Unter dem Dach warten noch zahlreiche Arbeiten auf den letzten Handgriff des Künstlers. Bernd Warnatzsch lädt für Pfingstsonntag in sein Atelier in der Bergstraße in Bischofswerda ein. © Steffen Unger

Bischofswerda. Über der Staffelei im Dachgeschoss-Atelier hängt ein riesiges Plakat mit einer gelben Löwenzahnwiese. Auf dem Holzgestell wiederum wartet eine Landschaft in Öl auf das Setzen vom „letzten Fleck, wenn ich noch nicht zufrieden bin“, wie Bernd Warnatzsch sagt. Ernst sitzt der 84-Jährige auf einem Hocker vor seiner Arbeit. Eigentlich jeden Tag schaut er in einen seiner drei Mal- und Zeichenarbeitsräume in seinem Haus in der Bergstraße in Bischofswerda, um Kraft durch seine Kunst zu schöpfen. „Das ist mein Lebenselixier“, sagt er leise. Bei der Aktion „Kunst:offen“ zeigt er am 19. Mai 2024 seine Arbeiten im Gartenatelier.
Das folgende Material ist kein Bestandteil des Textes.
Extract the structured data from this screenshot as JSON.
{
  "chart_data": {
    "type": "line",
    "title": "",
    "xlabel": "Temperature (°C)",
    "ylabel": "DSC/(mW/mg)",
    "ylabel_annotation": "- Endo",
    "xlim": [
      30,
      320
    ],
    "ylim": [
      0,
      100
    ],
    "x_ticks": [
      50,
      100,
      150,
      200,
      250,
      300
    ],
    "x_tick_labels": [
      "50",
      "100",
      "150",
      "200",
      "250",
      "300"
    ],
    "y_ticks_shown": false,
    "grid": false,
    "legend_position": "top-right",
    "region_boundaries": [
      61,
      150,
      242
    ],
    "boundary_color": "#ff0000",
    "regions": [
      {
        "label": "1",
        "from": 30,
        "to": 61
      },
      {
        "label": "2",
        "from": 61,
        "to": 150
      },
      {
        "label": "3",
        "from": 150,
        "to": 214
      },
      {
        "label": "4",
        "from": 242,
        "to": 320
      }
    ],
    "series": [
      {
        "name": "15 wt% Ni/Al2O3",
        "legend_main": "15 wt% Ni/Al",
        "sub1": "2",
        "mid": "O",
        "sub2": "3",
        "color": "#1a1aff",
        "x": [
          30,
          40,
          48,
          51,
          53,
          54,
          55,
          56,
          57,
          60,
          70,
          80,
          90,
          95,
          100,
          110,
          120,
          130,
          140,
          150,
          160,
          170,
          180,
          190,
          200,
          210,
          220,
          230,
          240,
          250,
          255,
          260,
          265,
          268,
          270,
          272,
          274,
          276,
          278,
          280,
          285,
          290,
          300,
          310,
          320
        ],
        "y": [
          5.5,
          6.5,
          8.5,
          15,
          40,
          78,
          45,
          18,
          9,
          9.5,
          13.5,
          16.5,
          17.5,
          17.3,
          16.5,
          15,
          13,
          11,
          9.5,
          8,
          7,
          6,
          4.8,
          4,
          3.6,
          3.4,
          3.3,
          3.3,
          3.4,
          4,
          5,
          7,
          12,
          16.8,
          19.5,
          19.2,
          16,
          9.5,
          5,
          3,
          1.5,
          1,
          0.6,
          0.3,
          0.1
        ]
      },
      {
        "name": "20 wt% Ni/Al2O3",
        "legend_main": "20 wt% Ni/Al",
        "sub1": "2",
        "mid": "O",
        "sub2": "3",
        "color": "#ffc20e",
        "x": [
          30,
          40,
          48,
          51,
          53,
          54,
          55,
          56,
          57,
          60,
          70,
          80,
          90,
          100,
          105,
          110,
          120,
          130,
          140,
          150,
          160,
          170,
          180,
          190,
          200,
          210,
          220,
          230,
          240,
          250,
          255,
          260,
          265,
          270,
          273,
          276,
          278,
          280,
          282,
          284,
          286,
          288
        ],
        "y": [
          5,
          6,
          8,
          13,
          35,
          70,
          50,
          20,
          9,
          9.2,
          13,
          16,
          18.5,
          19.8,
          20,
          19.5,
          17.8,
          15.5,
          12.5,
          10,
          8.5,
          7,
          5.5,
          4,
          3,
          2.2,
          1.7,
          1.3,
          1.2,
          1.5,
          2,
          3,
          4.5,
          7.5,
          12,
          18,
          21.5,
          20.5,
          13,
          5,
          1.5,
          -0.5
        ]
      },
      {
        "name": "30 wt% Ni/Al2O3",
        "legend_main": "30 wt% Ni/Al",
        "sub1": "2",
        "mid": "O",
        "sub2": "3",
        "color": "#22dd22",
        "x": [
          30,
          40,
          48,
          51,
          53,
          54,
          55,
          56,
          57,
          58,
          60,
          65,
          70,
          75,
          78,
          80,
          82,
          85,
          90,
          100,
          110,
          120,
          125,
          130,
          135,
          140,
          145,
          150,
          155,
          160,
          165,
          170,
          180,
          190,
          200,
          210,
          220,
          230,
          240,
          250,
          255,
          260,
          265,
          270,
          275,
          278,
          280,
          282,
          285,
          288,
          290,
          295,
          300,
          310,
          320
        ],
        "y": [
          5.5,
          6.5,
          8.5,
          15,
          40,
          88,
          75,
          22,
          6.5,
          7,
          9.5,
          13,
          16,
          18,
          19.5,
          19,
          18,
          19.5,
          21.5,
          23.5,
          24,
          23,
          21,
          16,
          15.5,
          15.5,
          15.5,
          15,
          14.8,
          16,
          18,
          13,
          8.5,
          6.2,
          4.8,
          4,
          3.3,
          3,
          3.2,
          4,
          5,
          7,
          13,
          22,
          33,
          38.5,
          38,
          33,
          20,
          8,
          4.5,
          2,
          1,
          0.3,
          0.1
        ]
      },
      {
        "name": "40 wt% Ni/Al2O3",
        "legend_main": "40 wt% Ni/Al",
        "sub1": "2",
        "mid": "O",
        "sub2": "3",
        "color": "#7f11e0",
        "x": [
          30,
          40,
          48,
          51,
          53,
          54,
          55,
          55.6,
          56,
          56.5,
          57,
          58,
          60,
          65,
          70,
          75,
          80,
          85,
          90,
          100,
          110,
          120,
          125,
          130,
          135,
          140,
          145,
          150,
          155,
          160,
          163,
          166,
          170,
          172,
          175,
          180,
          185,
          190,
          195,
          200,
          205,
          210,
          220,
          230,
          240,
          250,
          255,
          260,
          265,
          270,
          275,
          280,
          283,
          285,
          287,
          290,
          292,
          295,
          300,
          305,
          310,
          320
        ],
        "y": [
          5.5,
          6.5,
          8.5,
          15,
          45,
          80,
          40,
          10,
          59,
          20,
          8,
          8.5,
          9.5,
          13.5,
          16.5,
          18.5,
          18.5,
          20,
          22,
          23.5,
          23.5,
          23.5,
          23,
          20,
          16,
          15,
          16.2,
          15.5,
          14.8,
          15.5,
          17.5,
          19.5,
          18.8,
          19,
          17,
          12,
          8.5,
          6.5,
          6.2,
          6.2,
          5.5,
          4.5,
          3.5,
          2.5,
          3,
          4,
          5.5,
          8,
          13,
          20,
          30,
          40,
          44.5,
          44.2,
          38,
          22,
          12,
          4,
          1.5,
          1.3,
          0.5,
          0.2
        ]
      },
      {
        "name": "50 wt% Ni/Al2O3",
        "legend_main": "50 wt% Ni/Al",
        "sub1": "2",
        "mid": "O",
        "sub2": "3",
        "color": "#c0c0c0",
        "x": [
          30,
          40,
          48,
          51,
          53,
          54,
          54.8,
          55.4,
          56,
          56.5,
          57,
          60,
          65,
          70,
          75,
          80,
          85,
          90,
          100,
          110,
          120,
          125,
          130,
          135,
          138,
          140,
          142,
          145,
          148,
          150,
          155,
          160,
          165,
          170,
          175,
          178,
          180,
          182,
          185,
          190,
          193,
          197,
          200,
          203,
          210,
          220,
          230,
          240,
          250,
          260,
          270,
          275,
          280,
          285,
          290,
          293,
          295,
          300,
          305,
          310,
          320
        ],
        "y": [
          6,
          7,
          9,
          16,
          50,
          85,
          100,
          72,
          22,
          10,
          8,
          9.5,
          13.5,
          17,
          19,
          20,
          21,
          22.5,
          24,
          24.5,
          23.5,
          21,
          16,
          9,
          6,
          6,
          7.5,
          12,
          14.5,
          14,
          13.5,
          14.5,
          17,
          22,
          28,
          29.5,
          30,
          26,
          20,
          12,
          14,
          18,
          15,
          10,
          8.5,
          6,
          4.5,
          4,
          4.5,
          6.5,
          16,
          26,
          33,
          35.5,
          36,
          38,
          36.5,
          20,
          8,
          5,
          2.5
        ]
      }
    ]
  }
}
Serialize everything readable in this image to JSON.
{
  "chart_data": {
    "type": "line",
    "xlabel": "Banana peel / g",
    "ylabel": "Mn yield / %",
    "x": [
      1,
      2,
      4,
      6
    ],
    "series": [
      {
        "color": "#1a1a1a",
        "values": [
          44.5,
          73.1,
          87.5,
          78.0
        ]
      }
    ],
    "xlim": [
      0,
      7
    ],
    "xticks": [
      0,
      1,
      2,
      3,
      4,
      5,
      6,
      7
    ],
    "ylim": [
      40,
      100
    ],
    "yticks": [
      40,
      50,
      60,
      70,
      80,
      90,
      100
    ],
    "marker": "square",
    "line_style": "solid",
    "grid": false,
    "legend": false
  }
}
Bernd Warnatzsch holt neben den Erinnerungen zwischen Gemaltem und Gedrucktem ein Bild im Atelier-Dachgeschoss hervor. Darauf spiegelt sich eine Sonne im Wasser, dessen Wellen die Schatten von Vögeln und Hochhäusern verschwimmen lassen. Ölkreide trifft beim diesem Werk auf einen Untergrund aus zerrissenen Plakatstücken. Experimentierfreude ist zu spüren. „Ich bemühe mich, noch ein bisschen mitzumachen“, sagt er und leises Schmunzeln huscht ihm um die Lippen.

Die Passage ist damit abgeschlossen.